I’ve been interested in the history of food, where it comes from, how old it is, how it migrated to where it is now. In the last week I’ve learned so much about the foods we eat, and why we eat them.
The books I’m digesting right now are:
Food: The Struggle to Sustain the human community
Kitchen Literacy: How We Lost Knowledge of Where Food Comes from and Why We Need to Get It Back, by Ann Vileisis.
Near a Thousand Tables : A History of Food, by Philip Fernandez-Armesto
I’ve learned that the industrialization of food, the making of processed foods, took over 30 years, and lots of advertisers to sell it to home-makers and immigrants. We are still struggling with the lack of nutrition in pre-made foods. There is a push to go organic, and fresh, to shop local not global, and to make of your table a bounty of fresh, appealing foods.
I struggle with this. Working as I do, I don’t often get to cook how I want at home. And recently, I developed more severe foot problems. I’ve taken a couple months off work to heal them. It is frustrating, but is better than ending up crippled down the road. It also means that I’m still not cooking how I want to in my home.
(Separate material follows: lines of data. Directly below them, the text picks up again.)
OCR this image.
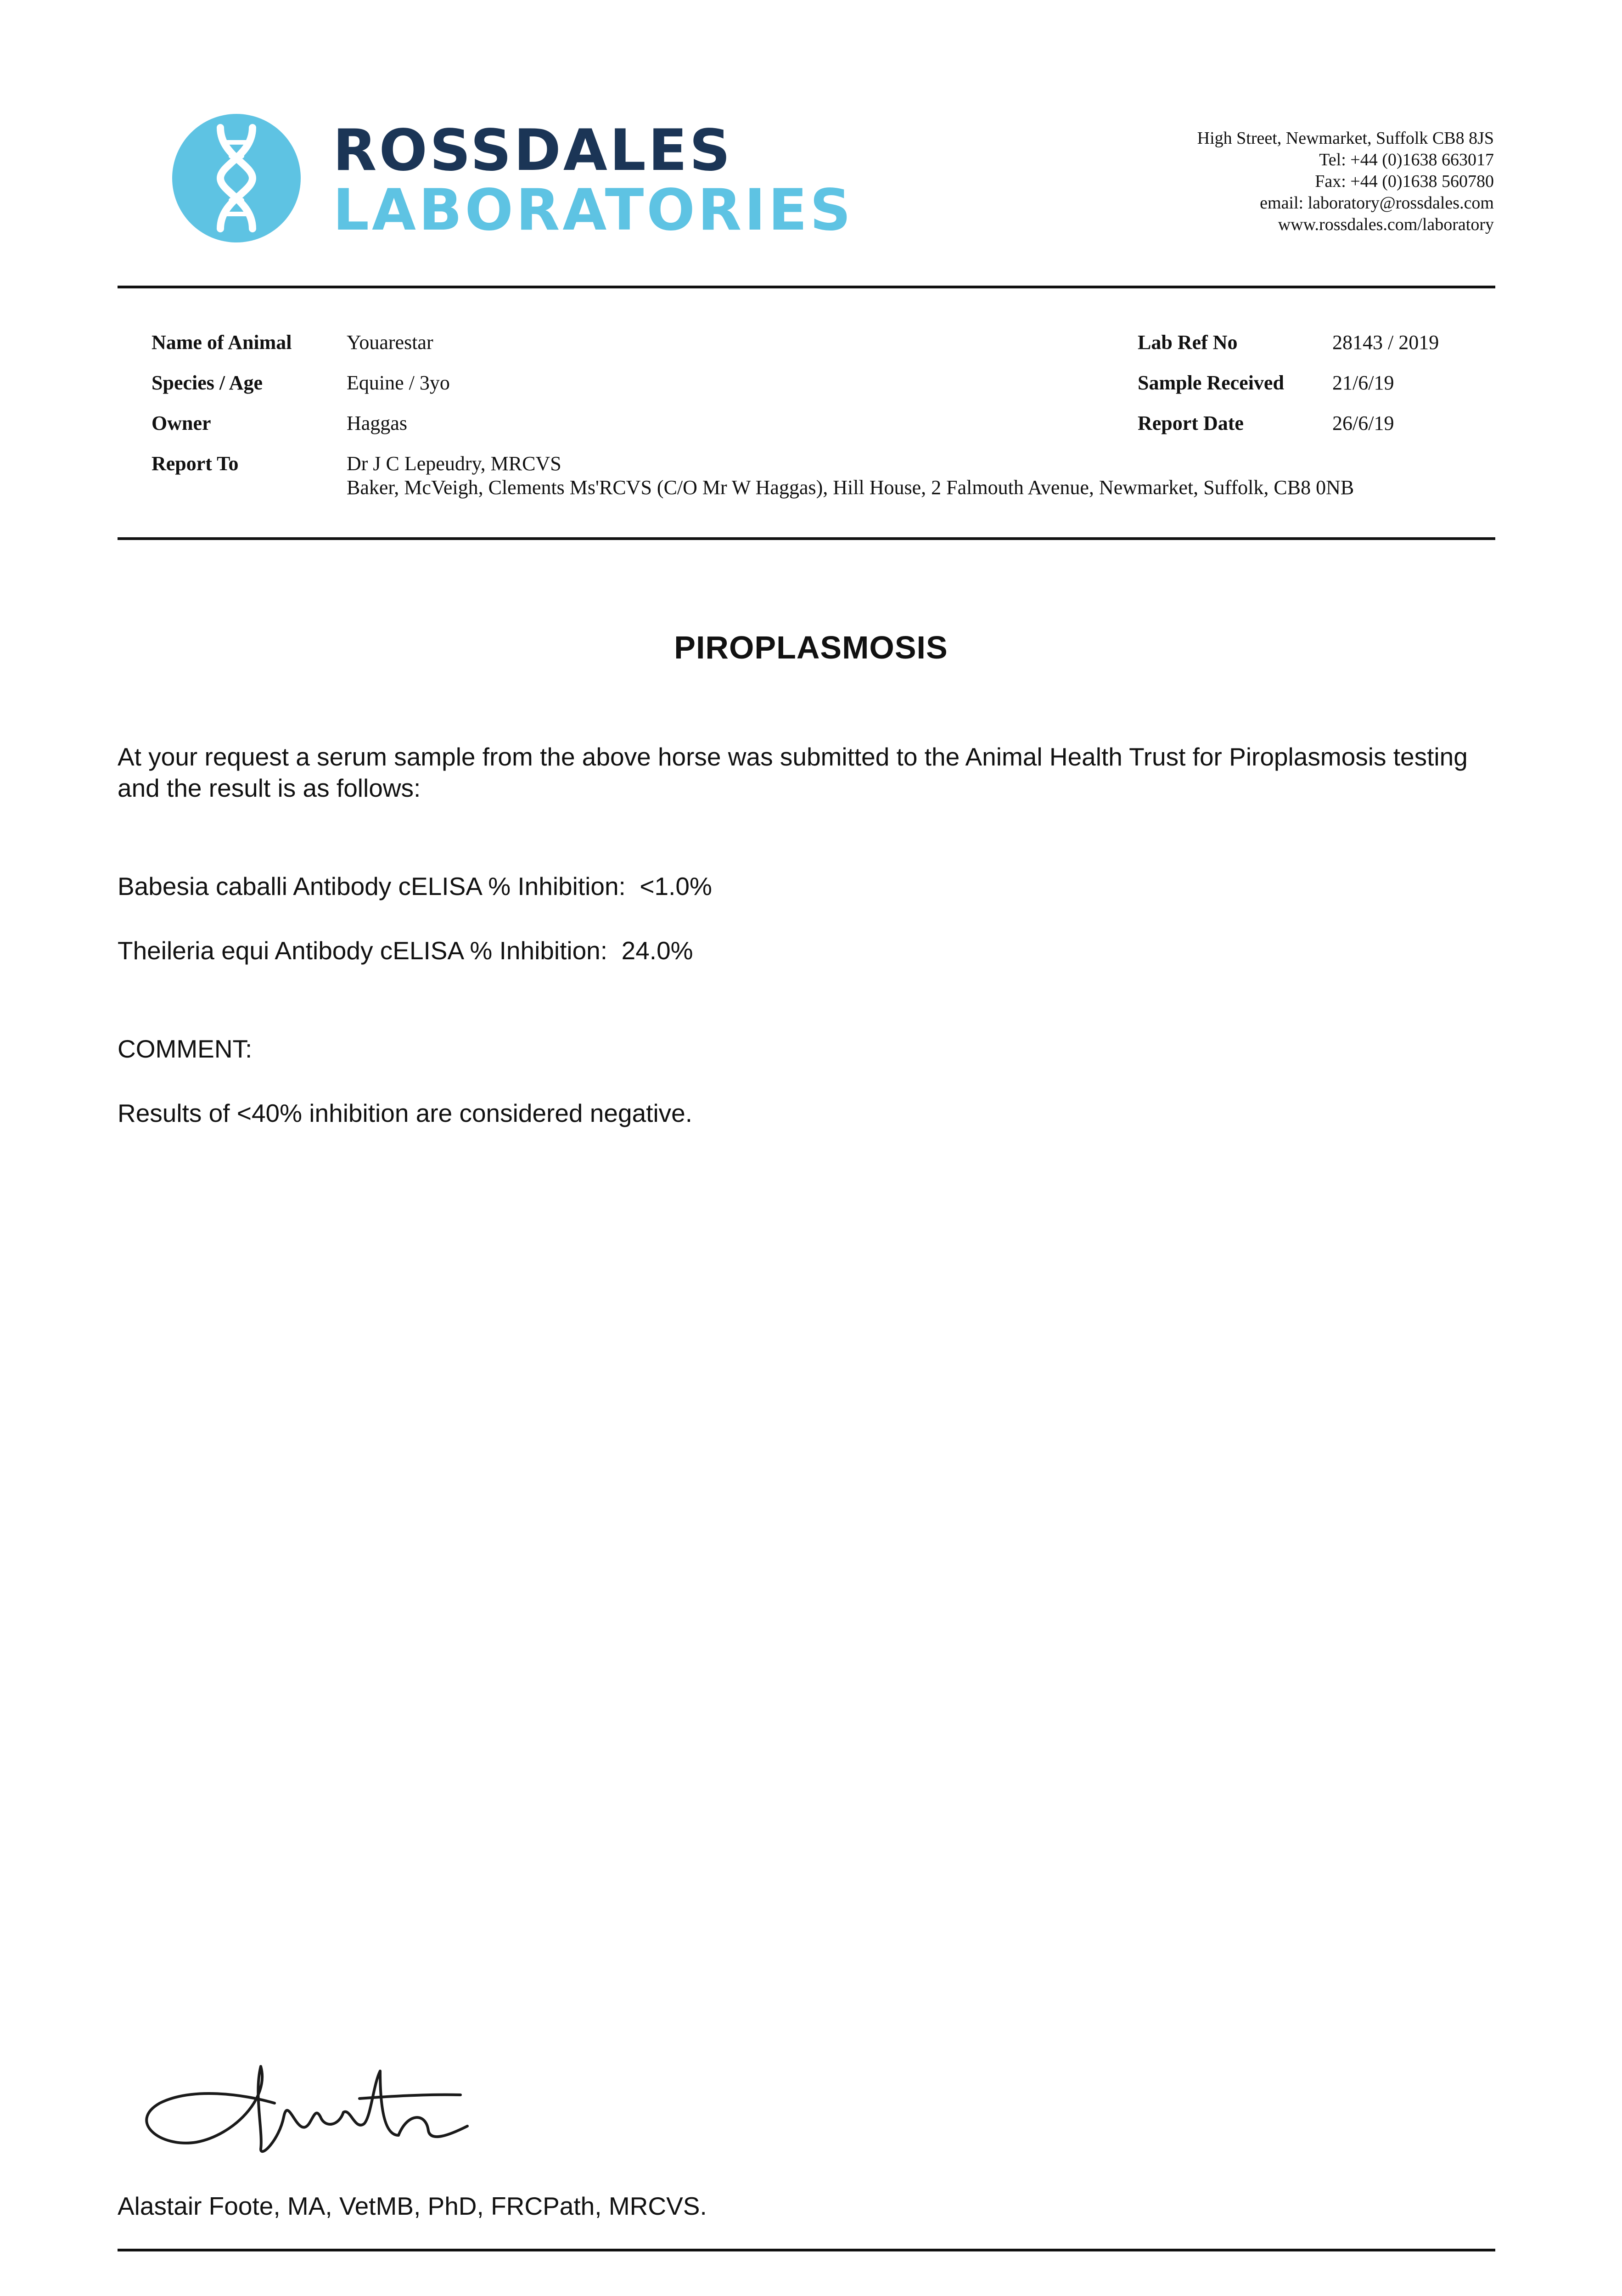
ROSSDALES
LABORATORIES
High Street, Newmarket, Suffolk CB8 8JS
Tel: +44 (0)1638 663017
Fax: +44 (0)1638 560780
email: laboratory@rossdales.com
www.rossdales.com/laboratory
Name of Animal	Youarestar
Species / Age	Equine / 3yo
Owner	Haggas
Report To	Dr J C Lepeudry, MRCVS
Baker, McVeigh, Clements Ms'RCVS (C/O Mr W Haggas), Hill House, 2 Falmouth Avenue, Newmarket, Suffolk, CB8 0NB
Lab Ref No	28143 / 2019
Sample Received 21/6/19
Report Date	26/6/19
PIROPLASMOSIS
At your request a serum sample from the above horse was submitted to the Animal Health Trust for Piroplasmosis testing and the result is as follows:
Babesia caballi Antibody cELISA % Inhibition: <1.0%
Theileria equi Antibody cELISA % Inhibition: 24.0%
COMMENT:
Results of <40% inhibition are considered negative.
Alastair Foote, MA, VetMB, PhD, FRCPath, MRCVS.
As a chef, I work for a large hotel that utilizes a large corporation for its food stock. We are far removed from supporting the local farmers. Instead we support industrialized farming and the factory farming of animals. There is a certain convenience about this, yet I’m beginning to find that it is not in alignment in my beliefs about food and what we should put in our bodies.
I’m in a dilemma and at a crossroads in my career. I will continue where I’m at, but I don’t know for how long. I will continue my research of where our food comes from. It means scouring hundreds of books. There is no one website, no one book on food that can give us the entire history of what we eat and why. Almost every cookbook I encounter has stories, has something about the food it is presenting. Which means with all the thousands of cookbooks, there are that many stories to be told about food.
There is truth in the folklore of the medicinal and healing properties of food. And I hope someday to maybe provide a comprehensive guide to that folklore and the food we consume. Looking at the future of food, McDonalds, Campbells, and other major producers of fast and convenient food will become the folklore of how food was corrupted, and we will go back to how nature intended us to feast; wholesome, fresh, and with an eye to the seasons, not convenience.